Nel 2027, i requisiti per la pensione anticipata subiranno un leggero innalzamento a causa dell'adeguamento alla speranza di vita. La pensione anticipata ordinaria richiederà circa 42 anni e 11 mesi di contributi per gli uomini e 41 anni e 11 mesi per le donne. Per i contributivi puri, l'età salirà a 64 anni e un mese con almeno 20 anni e un mese di contributi effettivi.
Sì, dal 2027 i requisiti per la pensione anticipata ordinaria in Italia aumenteranno a causa dell'adeguamento automatico all'aspettativa di vita, passando a 42 anni e 11 mesi di contributi per gli uomini e 41 anni e 11 mesi per le donne (un mese in più rispetto al 2026), con una finestra mobile di 3 mesi, mentre nel 2028 si raggiungerà quota 43 anni e 1 mese (uomini) e 42 anni e 1 mese (donne). Anche la pensione anticipata contributiva avrà aumenti progressivi, arrivando a 64 anni e 1 mese nel 2027.
Quali sono i nuovi requisiti di contributi per la pensione nel 2027?
Nel 2027, per la pensione di vecchiaia ordinaria serviranno 67 anni e 1 mese di età e 20 anni di contributi, mentre per la pensione anticipata serviranno 42 anni e 11 mesi di contributi per gli uomini e 41 anni e 11 mesi per le donne, con un'ulteriore finestra mobile di 3 mesi, ma l'aumento effettivo dipende da decreti e dibattiti in corso. Per chi è nel sistema contributivo puro, la pensione anticipata richiederà 64 anni e 1 mese di età con 20 anni e 1 mese di contributi effettivi.
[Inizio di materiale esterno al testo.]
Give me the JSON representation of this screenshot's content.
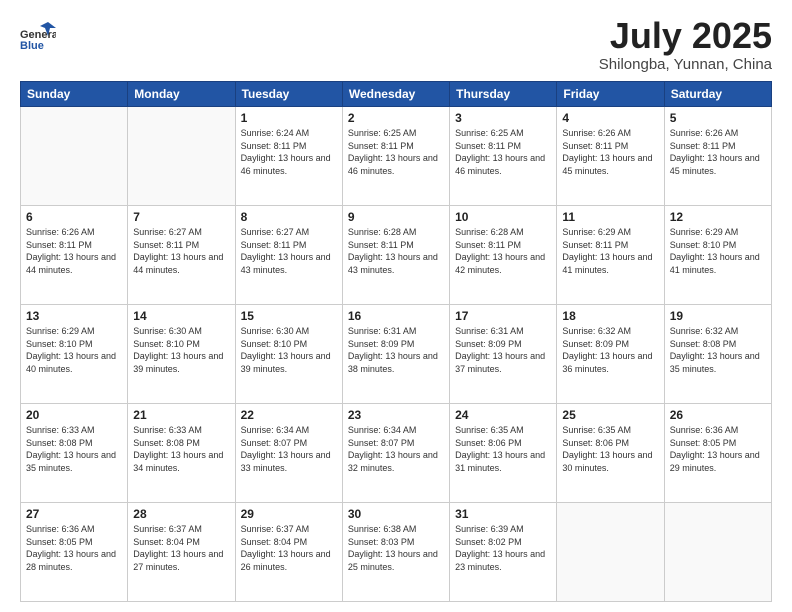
{
  "header": {
    "logo_general": "General",
    "logo_blue": "Blue",
    "title": "July 2025",
    "location": "Shilongba, Yunnan, China"
  },
  "weekdays": [
    "Sunday",
    "Monday",
    "Tuesday",
    "Wednesday",
    "Thursday",
    "Friday",
    "Saturday"
  ],
  "weeks": [
    [
      {
        "day": "",
        "info": ""
      },
      {
        "day": "",
        "info": ""
      },
      {
        "day": "1",
        "info": "Sunrise: 6:24 AM\nSunset: 8:11 PM\nDaylight: 13 hours and 46 minutes."
      },
      {
        "day": "2",
        "info": "Sunrise: 6:25 AM\nSunset: 8:11 PM\nDaylight: 13 hours and 46 minutes."
      },
      {
        "day": "3",
        "info": "Sunrise: 6:25 AM\nSunset: 8:11 PM\nDaylight: 13 hours and 46 minutes."
      },
      {
        "day": "4",
        "info": "Sunrise: 6:26 AM\nSunset: 8:11 PM\nDaylight: 13 hours and 45 minutes."
      },
      {
        "day": "5",
        "info": "Sunrise: 6:26 AM\nSunset: 8:11 PM\nDaylight: 13 hours and 45 minutes."
      }
    ],
    [
      {
        "day": "6",
        "info": "Sunrise: 6:26 AM\nSunset: 8:11 PM\nDaylight: 13 hours and 44 minutes."
      },
      {
        "day": "7",
        "info": "Sunrise: 6:27 AM\nSunset: 8:11 PM\nDaylight: 13 hours and 44 minutes."
      },
      {
        "day": "8",
        "info": "Sunrise: 6:27 AM\nSunset: 8:11 PM\nDaylight: 13 hours and 43 minutes."
      },
      {
        "day": "9",
        "info": "Sunrise: 6:28 AM\nSunset: 8:11 PM\nDaylight: 13 hours and 43 minutes."
      },
      {
        "day": "10",
        "info": "Sunrise: 6:28 AM\nSunset: 8:11 PM\nDaylight: 13 hours and 42 minutes."
      },
      {
        "day": "11",
        "info": "Sunrise: 6:29 AM\nSunset: 8:11 PM\nDaylight: 13 hours and 41 minutes."
      },
      {
        "day": "12",
        "info": "Sunrise: 6:29 AM\nSunset: 8:10 PM\nDaylight: 13 hours and 41 minutes."
      }
    ],
    [
      {
        "day": "13",
        "info": "Sunrise: 6:29 AM\nSunset: 8:10 PM\nDaylight: 13 hours and 40 minutes."
      },
      {
        "day": "14",
        "info": "Sunrise: 6:30 AM\nSunset: 8:10 PM\nDaylight: 13 hours and 39 minutes."
      },
      {
        "day": "15",
        "info": "Sunrise: 6:30 AM\nSunset: 8:10 PM\nDaylight: 13 hours and 39 minutes."
      },
      {
        "day": "16",
        "info": "Sunrise: 6:31 AM\nSunset: 8:09 PM\nDaylight: 13 hours and 38 minutes."
      },
      {
        "day": "17",
        "info": "Sunrise: 6:31 AM\nSunset: 8:09 PM\nDaylight: 13 hours and 37 minutes."
      },
      {
        "day": "18",
        "info": "Sunrise: 6:32 AM\nSunset: 8:09 PM\nDaylight: 13 hours and 36 minutes."
      },
      {
        "day": "19",
        "info": "Sunrise: 6:32 AM\nSunset: 8:08 PM\nDaylight: 13 hours and 35 minutes."
      }
    ],
    [
      {
        "day": "20",
        "info": "Sunrise: 6:33 AM\nSunset: 8:08 PM\nDaylight: 13 hours and 35 minutes."
      },
      {
        "day": "21",
        "info": "Sunrise: 6:33 AM\nSunset: 8:08 PM\nDaylight: 13 hours and 34 minutes."
      },
      {
        "day": "22",
        "info": "Sunrise: 6:34 AM\nSunset: 8:07 PM\nDaylight: 13 hours and 33 minutes."
      },
      {
        "day": "23",
        "info": "Sunrise: 6:34 AM\nSunset: 8:07 PM\nDaylight: 13 hours and 32 minutes."
      },
      {
        "day": "24",
        "info": "Sunrise: 6:35 AM\nSunset: 8:06 PM\nDaylight: 13 hours and 31 minutes."
      },
      {
        "day": "25",
        "info": "Sunrise: 6:35 AM\nSunset: 8:06 PM\nDaylight: 13 hours and 30 minutes."
      },
      {
        "day": "26",
        "info": "Sunrise: 6:36 AM\nSunset: 8:05 PM\nDaylight: 13 hours and 29 minutes."
      }
    ],
    [
      {
        "day": "27",
        "info": "Sunrise: 6:36 AM\nSunset: 8:05 PM\nDaylight: 13 hours and 28 minutes."
      },
      {
        "day": "28",
        "info": "Sunrise: 6:37 AM\nSunset: 8:04 PM\nDaylight: 13 hours and 27 minutes."
      },
      {
        "day": "29",
        "info": "Sunrise: 6:37 AM\nSunset: 8:04 PM\nDaylight: 13 hours and 26 minutes."
      },
      {
        "day": "30",
        "info": "Sunrise: 6:38 AM\nSunset: 8:03 PM\nDaylight: 13 hours and 25 minutes."
      },
      {
        "day": "31",
        "info": "Sunrise: 6:39 AM\nSunset: 8:02 PM\nDaylight: 13 hours and 23 minutes."
      },
      {
        "day": "",
        "info": ""
      },
      {
        "day": "",
        "info": ""
      }
    ]
  ]
}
Nella prima bozza della Legge di bilancio era in effetti previsto che dal 2026 aumentino di 20 euro al mese le pensioni minime. L'importo degli assegni per i soggetti in condizioni disagiate, dal primo gennaio 2026, è incrementato mensilmente di 20 euro, pari ad un incremento annuo di 260 euro.
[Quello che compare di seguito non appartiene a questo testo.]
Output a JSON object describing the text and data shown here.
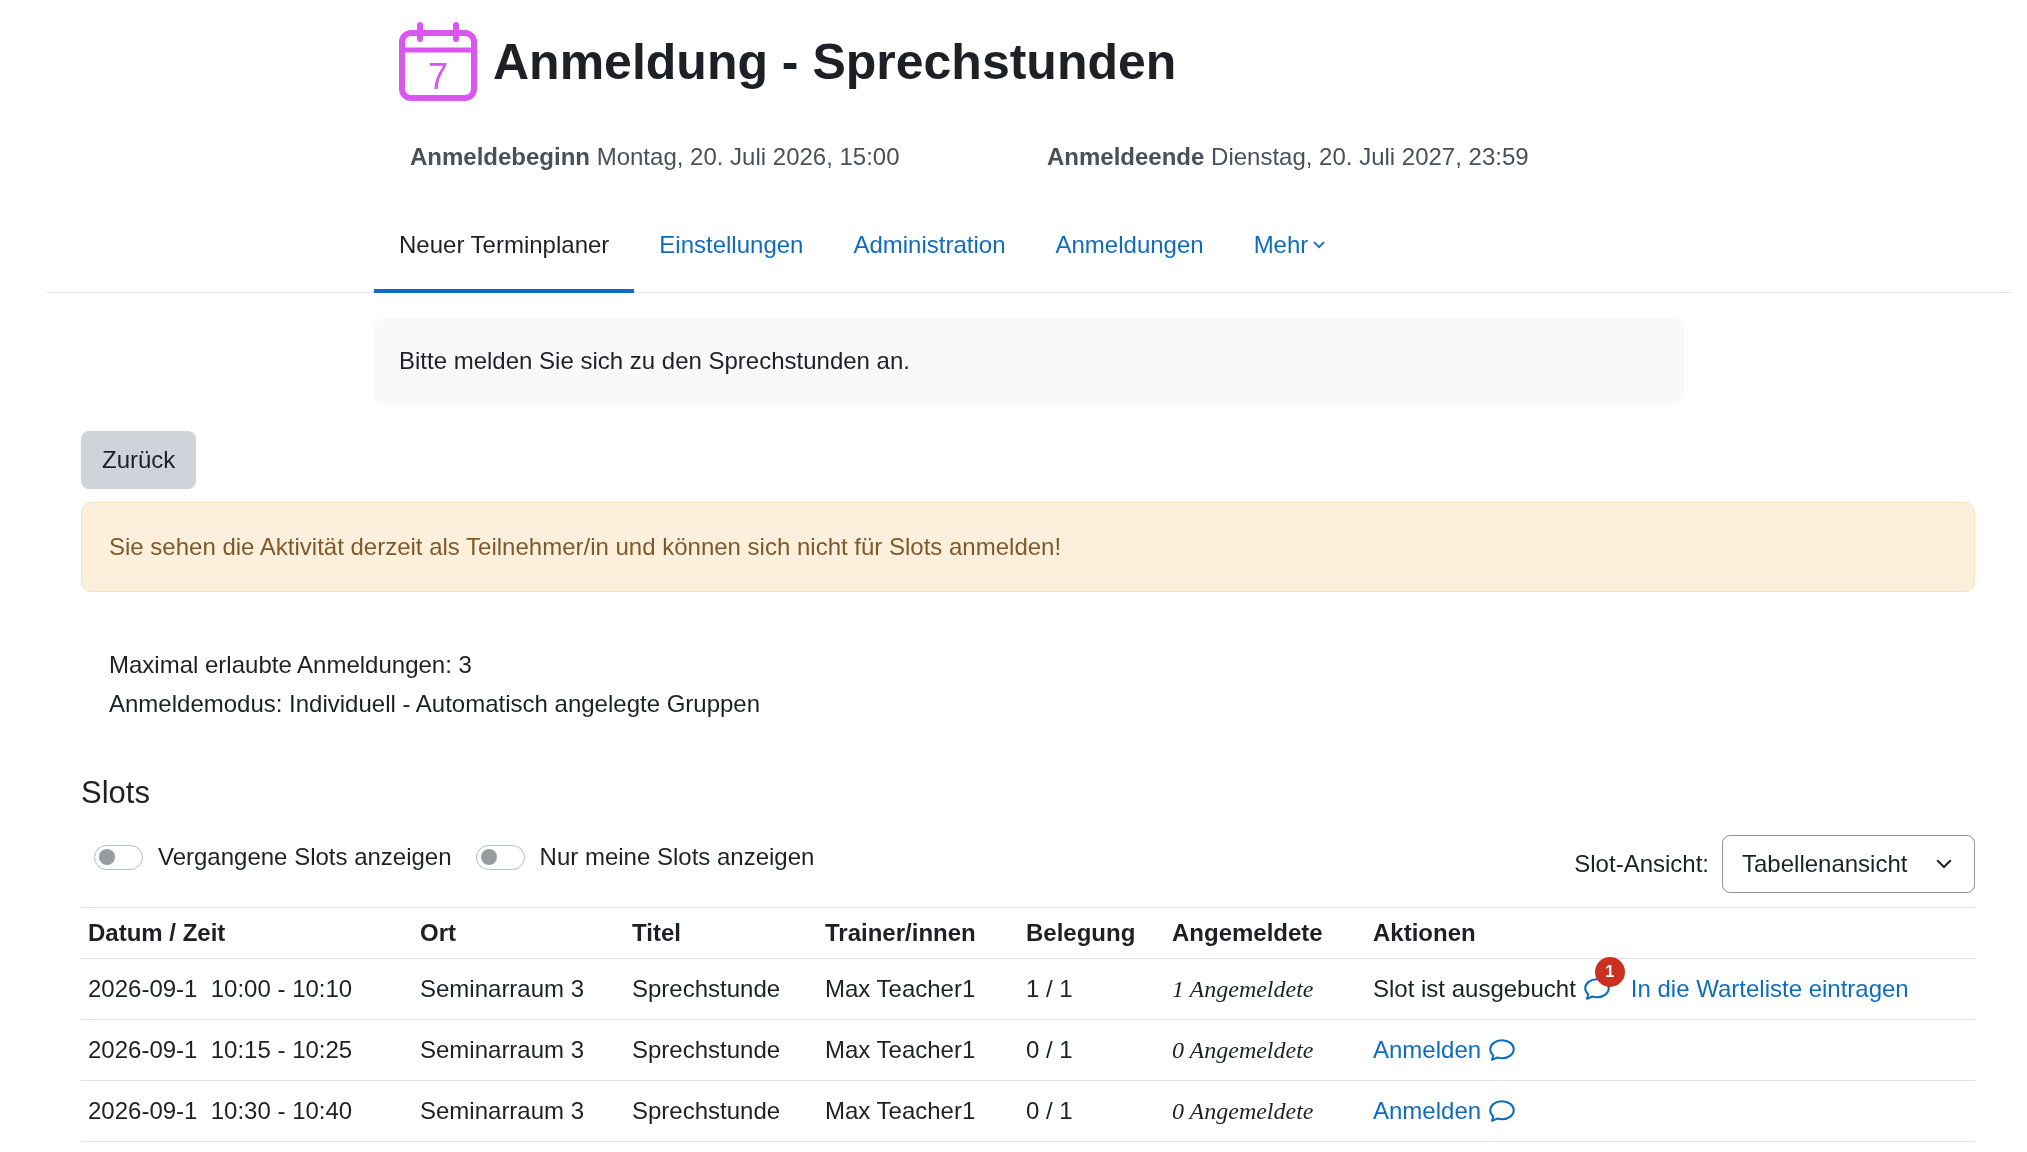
{
  "header": {
    "icon_label": "7",
    "title": "Anmeldung - Sprechstunden"
  },
  "dates": [
    {
      "label": "Anmeldebeginn",
      "value": "Montag, 20. Juli 2026, 15:00"
    },
    {
      "label": "Anmeldeende",
      "value": "Dienstag, 20. Juli 2027, 23:59"
    }
  ],
  "tabs": [
    {
      "label": "Neuer Terminplaner",
      "selected": true,
      "kind": "link"
    },
    {
      "label": "Einstellungen",
      "selected": false,
      "kind": "link"
    },
    {
      "label": "Administration",
      "selected": false,
      "kind": "link"
    },
    {
      "label": "Anmeldungen",
      "selected": false,
      "kind": "link"
    },
    {
      "label": "Mehr",
      "selected": false,
      "kind": "menu"
    }
  ],
  "intro": "Bitte melden Sie sich zu den Sprechstunden an.",
  "back_button": "Zurück",
  "warning": "Sie sehen die Aktivität derzeit als Teilnehmer/in und können sich nicht für Slots anmelden!",
  "info_lines": [
    "Maximal erlaubte Anmeldungen: 3",
    "Anmeldemodus: Individuell - Automatisch angelegte Gruppen"
  ],
  "slots": {
    "heading": "Slots",
    "toggles": [
      {
        "label": "Vergangene Slots anzeigen",
        "on": false
      },
      {
        "label": "Nur meine Slots anzeigen",
        "on": false
      }
    ],
    "view_select": {
      "label": "Slot-Ansicht:",
      "value": "Tabellenansicht"
    },
    "table": {
      "columns": [
        "Datum / Zeit",
        "Ort",
        "Titel",
        "Trainer/innen",
        "Belegung",
        "Angemeldete",
        "Aktionen"
      ],
      "rows": [
        {
          "date_time": "2026-09-1  10:00 - 10:10",
          "location": "Seminarraum 3",
          "title": "Sprechstunde",
          "trainers": "Max Teacher1",
          "occupancy": "1 / 1",
          "registered": "1 Angemeldete",
          "actions": [
            {
              "kind": "text",
              "text": "Slot ist ausgebucht"
            },
            {
              "kind": "comment",
              "badge": "1"
            },
            {
              "kind": "link",
              "text": "In die Warteliste eintragen"
            }
          ]
        },
        {
          "date_time": "2026-09-1  10:15 - 10:25",
          "location": "Seminarraum 3",
          "title": "Sprechstunde",
          "trainers": "Max Teacher1",
          "occupancy": "0 / 1",
          "registered": "0 Angemeldete",
          "actions": [
            {
              "kind": "link",
              "text": "Anmelden"
            },
            {
              "kind": "comment"
            }
          ]
        },
        {
          "date_time": "2026-09-1  10:30 - 10:40",
          "location": "Seminarraum 3",
          "title": "Sprechstunde",
          "trainers": "Max Teacher1",
          "occupancy": "0 / 1",
          "registered": "0 Angemeldete",
          "actions": [
            {
              "kind": "link",
              "text": "Anmelden"
            },
            {
              "kind": "comment"
            }
          ]
        }
      ]
    }
  }
}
La nuova età pensionabile in Italia è soggetta a incrementi graduali a partire dal 2027, legati all'aspettativa di vita, portando l'età per la pensione di vecchiaia da 67 anni a 67 anni e 6 mesi entro il 2029-2030 e aumentando i requisiti contributivi per la pensione anticipata, con adeguamenti che verranno definiti ufficialmente dall'ISTAT e dai decreti attuativi, ma che prevedono aumenti continui nei prossimi anni.